Voir en ligne : Une traduction de l’article de Jeffrey Sachs


Notre petit détour historique nous a permis, au passage, de découvrir que si le mot-clef « gazoduc » était une bonne piste pour découvrir des phénomènes explicatifs à la guerre en Syrie, il n’était pas le seul. Le statut du dollar et son rôle dans la domination économique du monde par les Etats-Unis, en est un autre (et, dans une certaine mesure aussi, celui du Trésor public français et son rôle dans la domination de l’Afrique CFA par la France).

Donald Trump a largement prouvé, par ses votes et par ses déclarations, qu’il est totalement incompétent en matière de politique internationale [3]. Son discours flatte les états-uniens qui préfèreraient un repli-sur-soi de leur pays, mais il est illusoire de croire que c’est la politique qui serait effectivement menée sous sa présidence. Il serait, bien plus qu’Hillary Clinton, manipulable par l’appareil militaro-industriel et tous les va-t-en-guerre du pays. Trump est sans doute l’expression d’une certaine détresse d’un Empire qui voit bien sa puissance s’évanouir et son rang passer au même niveau que la Russie ou la Chine, voire derrière... mais cette expression politique du déclin de la puissance se traduirait certainement par une politique guerrière, agressive et aventuriste. Clinton, sans doute, essayera encore d’habiller l’interventionnisme états-uniens des oripeaux de la démocratie. Mais elle n’oeuvrera pas pour la paix comme l’a fait Obama, de façon trop discrète sans doute, mais réelle.


[1Une étude du droit anglais permet de soutenir que, dans une société moderne, la survivance d’un droit féodal conduit à supprimer pratiquement toute distinction entre la Couronne et n’importe quelle personne privée, autrement dit qu’il est loisible d’affirmer que ce qu’on nomme Etat dans un pays de droit civil comme la France, est assimilable à la propriété privée du monarque.
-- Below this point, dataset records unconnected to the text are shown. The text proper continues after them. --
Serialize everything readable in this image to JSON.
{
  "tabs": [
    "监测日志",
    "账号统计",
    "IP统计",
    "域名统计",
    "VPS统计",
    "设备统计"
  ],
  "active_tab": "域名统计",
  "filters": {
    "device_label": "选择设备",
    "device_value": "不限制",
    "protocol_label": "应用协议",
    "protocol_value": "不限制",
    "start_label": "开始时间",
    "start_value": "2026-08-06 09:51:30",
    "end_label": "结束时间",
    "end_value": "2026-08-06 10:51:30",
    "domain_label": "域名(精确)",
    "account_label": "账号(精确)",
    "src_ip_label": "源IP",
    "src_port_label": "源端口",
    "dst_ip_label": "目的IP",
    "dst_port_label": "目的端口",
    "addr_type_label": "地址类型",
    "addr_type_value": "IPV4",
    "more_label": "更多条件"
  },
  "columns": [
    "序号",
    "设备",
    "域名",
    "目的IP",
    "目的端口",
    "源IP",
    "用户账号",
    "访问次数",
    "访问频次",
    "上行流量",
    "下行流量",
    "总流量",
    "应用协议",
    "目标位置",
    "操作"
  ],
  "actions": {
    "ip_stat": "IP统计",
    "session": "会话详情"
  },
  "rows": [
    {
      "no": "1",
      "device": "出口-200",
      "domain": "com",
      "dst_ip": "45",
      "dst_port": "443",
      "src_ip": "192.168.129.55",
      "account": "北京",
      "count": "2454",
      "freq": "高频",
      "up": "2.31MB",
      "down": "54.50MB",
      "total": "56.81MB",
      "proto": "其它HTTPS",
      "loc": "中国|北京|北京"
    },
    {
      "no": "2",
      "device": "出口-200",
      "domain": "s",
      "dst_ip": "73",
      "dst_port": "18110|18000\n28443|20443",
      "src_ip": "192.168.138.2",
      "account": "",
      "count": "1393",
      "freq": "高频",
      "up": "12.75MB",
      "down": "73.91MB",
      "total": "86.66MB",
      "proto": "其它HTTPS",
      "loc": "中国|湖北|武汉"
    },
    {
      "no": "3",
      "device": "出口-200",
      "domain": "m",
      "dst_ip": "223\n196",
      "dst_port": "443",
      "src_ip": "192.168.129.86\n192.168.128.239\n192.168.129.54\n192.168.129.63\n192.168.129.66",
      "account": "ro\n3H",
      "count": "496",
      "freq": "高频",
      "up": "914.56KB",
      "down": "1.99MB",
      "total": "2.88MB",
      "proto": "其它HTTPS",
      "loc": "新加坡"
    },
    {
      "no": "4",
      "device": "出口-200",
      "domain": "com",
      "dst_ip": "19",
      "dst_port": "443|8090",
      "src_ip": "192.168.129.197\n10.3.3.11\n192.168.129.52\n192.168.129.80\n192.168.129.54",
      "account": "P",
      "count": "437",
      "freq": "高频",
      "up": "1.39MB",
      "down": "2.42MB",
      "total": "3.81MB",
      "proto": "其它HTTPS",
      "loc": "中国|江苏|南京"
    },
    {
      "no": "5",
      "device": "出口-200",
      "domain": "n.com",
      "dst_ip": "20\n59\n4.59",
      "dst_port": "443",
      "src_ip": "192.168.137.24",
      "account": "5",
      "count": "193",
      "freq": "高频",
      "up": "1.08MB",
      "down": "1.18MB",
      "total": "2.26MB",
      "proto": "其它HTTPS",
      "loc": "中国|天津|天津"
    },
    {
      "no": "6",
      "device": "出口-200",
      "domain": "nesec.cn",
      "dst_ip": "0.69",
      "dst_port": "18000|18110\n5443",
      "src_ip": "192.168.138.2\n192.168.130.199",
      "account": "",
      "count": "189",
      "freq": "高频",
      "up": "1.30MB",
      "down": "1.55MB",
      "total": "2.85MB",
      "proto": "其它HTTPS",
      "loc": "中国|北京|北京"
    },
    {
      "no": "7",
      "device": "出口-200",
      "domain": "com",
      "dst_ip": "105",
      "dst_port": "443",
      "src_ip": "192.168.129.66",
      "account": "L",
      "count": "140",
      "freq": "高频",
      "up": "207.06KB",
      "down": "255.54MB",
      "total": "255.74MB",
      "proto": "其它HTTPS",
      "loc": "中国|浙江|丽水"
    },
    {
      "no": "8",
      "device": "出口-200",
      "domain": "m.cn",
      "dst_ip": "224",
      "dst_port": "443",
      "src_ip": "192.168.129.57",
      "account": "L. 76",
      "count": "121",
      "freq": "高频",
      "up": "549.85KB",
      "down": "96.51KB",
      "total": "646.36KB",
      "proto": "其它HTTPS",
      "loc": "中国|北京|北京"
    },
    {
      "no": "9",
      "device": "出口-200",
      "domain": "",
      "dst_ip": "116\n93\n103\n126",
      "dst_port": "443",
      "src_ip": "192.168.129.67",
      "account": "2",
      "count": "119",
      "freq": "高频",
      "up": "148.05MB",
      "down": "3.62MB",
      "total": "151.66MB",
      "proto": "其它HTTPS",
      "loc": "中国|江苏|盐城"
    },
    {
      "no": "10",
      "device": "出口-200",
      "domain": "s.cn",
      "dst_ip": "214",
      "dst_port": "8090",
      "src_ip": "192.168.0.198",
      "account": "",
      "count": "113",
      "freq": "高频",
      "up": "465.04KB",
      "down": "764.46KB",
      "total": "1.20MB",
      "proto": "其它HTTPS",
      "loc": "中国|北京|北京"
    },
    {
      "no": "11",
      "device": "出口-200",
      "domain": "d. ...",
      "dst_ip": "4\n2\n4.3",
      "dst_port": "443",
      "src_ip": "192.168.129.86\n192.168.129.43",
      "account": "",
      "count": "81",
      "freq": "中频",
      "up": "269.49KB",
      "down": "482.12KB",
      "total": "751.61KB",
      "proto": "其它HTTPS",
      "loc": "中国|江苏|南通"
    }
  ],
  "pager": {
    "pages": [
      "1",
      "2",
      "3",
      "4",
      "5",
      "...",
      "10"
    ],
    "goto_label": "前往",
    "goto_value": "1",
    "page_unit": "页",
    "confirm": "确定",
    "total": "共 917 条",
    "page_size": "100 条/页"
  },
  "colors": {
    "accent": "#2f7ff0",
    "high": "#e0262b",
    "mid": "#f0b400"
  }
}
Je développerai ultérieurement.

[2La parité fixe entre l’euro et le Franc CFA, garantie par le Trésor français, fait qu’imprimer des Francs CFA revient de fait à imprimer des euros « au nom et pour le compte » de l’Etat français ; ceci donne de fait un droit de regard des autorités françaises sur la politique monétaire des pays de la zone CFA.

[3Il semble en revanche qu’il soit beaucoup mieux entouré et conseillé que sa concurrente. Il y a sans doute une grande part de démagogie dans son discours officiel et une part de jeu d’acteur qui ne correspond pas à ses intentions réelles.